Sąd administracyjny w Białymstoku przyznał rację Wojnarowskim
Białostocki sąd przyznał rację małżeństwu Wojnarowskich z Łomży. Uznał, że rodziny, w których jest więcej niż jedno niepełnosprawne dziecko są w trudniejszej sytuacji materialnej. Dlatego też zwróci się do Trybunału Konstytucyjnego z pytaniem, czy ustawa o świadczeniach rodzinnych jest zgodna z konstytucją. Przewiduje ona, że zasiłek rodzinny przyznawany jest tylko wtedy, gdy dochód w rodzinie nie przekracza 583 zł na osobę - niezależnie od tego ile chorych osób jest w rodzinie. Wojnarowscy mają dwoje niepełnosprawnych dzieci i uważają, że ten zapis jest krzywdzący.

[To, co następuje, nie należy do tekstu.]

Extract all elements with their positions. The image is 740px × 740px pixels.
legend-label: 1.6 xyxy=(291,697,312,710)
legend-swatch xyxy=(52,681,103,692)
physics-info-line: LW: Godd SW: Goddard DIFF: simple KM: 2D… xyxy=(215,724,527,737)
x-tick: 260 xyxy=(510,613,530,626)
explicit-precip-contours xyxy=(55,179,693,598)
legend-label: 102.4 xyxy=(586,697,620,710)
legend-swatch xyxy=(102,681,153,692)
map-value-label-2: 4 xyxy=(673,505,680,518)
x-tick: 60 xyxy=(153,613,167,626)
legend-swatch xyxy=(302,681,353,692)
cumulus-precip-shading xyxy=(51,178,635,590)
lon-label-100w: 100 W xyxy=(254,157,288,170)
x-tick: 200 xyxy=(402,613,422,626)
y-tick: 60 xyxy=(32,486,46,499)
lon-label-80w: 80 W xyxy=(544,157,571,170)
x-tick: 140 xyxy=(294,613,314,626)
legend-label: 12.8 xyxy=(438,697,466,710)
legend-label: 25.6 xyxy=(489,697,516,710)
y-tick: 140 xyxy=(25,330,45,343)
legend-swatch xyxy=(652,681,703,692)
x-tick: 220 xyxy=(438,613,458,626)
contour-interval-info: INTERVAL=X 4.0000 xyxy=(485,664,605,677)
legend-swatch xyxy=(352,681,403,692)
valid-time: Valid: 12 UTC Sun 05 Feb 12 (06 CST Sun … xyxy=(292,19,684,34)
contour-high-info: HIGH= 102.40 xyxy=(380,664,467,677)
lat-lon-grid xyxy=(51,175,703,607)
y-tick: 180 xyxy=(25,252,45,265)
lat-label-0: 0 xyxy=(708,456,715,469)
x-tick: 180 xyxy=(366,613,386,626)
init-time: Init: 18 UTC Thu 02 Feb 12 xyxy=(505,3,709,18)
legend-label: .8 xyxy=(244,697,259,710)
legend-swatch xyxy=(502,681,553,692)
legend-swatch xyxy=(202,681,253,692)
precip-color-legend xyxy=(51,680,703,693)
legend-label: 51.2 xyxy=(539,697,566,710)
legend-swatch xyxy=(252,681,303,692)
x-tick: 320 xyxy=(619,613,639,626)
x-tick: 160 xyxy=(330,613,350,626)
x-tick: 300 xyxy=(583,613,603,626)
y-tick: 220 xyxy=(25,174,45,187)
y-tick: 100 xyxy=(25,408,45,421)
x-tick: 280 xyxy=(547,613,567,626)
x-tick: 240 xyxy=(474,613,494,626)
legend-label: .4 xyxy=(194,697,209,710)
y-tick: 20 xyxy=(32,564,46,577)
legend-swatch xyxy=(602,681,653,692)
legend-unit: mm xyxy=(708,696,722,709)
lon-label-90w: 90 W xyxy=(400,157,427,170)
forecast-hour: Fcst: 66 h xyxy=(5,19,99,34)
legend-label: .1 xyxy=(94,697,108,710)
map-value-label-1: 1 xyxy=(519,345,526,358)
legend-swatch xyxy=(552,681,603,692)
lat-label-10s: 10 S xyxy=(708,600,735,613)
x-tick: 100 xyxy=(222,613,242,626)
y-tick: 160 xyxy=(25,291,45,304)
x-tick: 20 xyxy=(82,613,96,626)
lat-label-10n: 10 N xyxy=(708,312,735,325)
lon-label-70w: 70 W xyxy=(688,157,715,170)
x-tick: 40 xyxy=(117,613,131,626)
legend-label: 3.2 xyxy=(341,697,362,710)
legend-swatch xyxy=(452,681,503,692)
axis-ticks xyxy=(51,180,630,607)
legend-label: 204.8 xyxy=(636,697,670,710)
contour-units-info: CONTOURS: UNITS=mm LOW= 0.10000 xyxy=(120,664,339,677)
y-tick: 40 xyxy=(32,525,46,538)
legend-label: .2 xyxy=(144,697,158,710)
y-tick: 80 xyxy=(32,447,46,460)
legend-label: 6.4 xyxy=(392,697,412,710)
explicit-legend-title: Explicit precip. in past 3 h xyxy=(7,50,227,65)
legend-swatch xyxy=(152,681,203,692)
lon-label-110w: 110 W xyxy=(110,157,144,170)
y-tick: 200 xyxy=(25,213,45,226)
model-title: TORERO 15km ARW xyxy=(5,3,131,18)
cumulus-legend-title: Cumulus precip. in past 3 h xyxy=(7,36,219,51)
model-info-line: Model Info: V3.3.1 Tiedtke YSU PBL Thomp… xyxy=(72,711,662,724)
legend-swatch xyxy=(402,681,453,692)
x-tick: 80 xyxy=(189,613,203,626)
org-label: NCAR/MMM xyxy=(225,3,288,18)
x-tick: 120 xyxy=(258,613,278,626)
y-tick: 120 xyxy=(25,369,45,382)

Ich wątpliwości podzielił dziś Wojewódzki Sąd Administracyjny. Jak mówiła sędzia Danuta Tryniszewska-Bytys ustawodawca podzielił rodziny na takie w których są i w których nie ma dzieci niepełnosprawnych. W obu przypadkach kryterium dochodu decydujące o przyznaniu zasiłku jest inne. Nie wziął jednak pod uwagę problemu rodzin, gdzie jest więcej niż jedno dziecko niepełnosprawne. "Sytuacja materialna takich rodzin jest bezsprzecznie gorsza" - podkreślała sędzia.
Dzieci Wojnarowskich cierpią na rzadką chorobę genetyczną, która nie pozwala im prawidłowo się rozwijać. Już wcześniej małżonkowie wygrali sądową batalię o odszkodowanie z łomżyńskiego szpitala za odmowę badań prenatalnych. Kobieta chciała zrobić takie badania, kiedy zaszła w ciążę z drugim dzieckiem, a pierwsze było chore. Małżonkowie rozważali aborcję. Szpital odmówił jednak wykonania takich badań.